Are there any styles, stores, brands, materials etc. than anyone here has had success with when dealing with similar issues?

As you can imagine, or may have experienced, its an unhappy experience to do something so great for fitness and end up with an image and semantic problem of poorly fitting clothes, especially when so much design preference is given to skinny legs and lower body, not accounting for those who are fit and muscular at the same time.

Thanks for any help.


----------



## love4himies (Jun 12, 2012)

I too have muscular legs from biking and I just have to try on different styles that fit my body type. I do like the stores Mexx and Tommy Hilfiger cuts which may also satisfy your girlfriend's taste too. I shop at the outlet ones so as to not break the bank.


----------



## Alfonsina (Aug 26, 2012)

What size is she? I am having a really hard time envisioning that some riding since spring has totally changed her body. Define a lot of miles? It is only 4 months of riding?How old is she? Does she shop juniors?


----------



## il sogno (Jul 15, 2002)

She should check out "relaxed fit" for pants.


----------



## wgscott (Jul 14, 2013)

This is why I married another scientist. She is happy shopping at Cross Dress for Less, so 'we' have more money to spend on bike parts and stereo equipment.


----------



## kmunny19 (Aug 13, 2008)

Alfonsina said:


> What size is she? I am having a really hard time envisioning that some riding since spring has totally changed her body. Define a lot of miles? It is only 4 months of riding?How old is she? Does she shop juniors?

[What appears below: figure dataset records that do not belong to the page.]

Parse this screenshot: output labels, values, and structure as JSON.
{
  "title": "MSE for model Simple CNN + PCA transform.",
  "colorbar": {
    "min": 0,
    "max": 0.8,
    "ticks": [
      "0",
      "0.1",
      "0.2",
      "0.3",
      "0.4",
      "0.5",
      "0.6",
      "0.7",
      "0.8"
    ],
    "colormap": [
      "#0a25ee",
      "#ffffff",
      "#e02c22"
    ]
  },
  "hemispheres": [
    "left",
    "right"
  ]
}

2-4 in many brands before. She had many clothes that were not tight, but fit close all around. Not juniors, as she is 5'7", and too tall for most. Through the summer, she rode 3-4 days a week, and totaled about 1200 miles. And, yes, there is a visible and palpable difference in the muscle tone of her legs now. She was fit and a runner for a long time, and basically grew some quads in a 4 month process of hammering. 

Its not that her legs doubled in size or something, but more that there wasn't a lot of room for growth in the clothes she usually wears.


----------



## aureliajulia (May 25, 2009)

It's really hard for women to size up, even due to muscle mass.


----------



## Alfonsina (Aug 26, 2012)

I must be too old to get quads then, I think I am at about 3K miles this year and there is nary a change. Certainly not one that needs me to worry about pants LOL.


----------



## il sogno (Jul 15, 2002)

Alfonsina said:


> I must be too old to get quads then, I think I am at about 3K miles this year and there is nary a change. Certainly not one that needs me to worry about pants LOL.


You must be a climber.


----------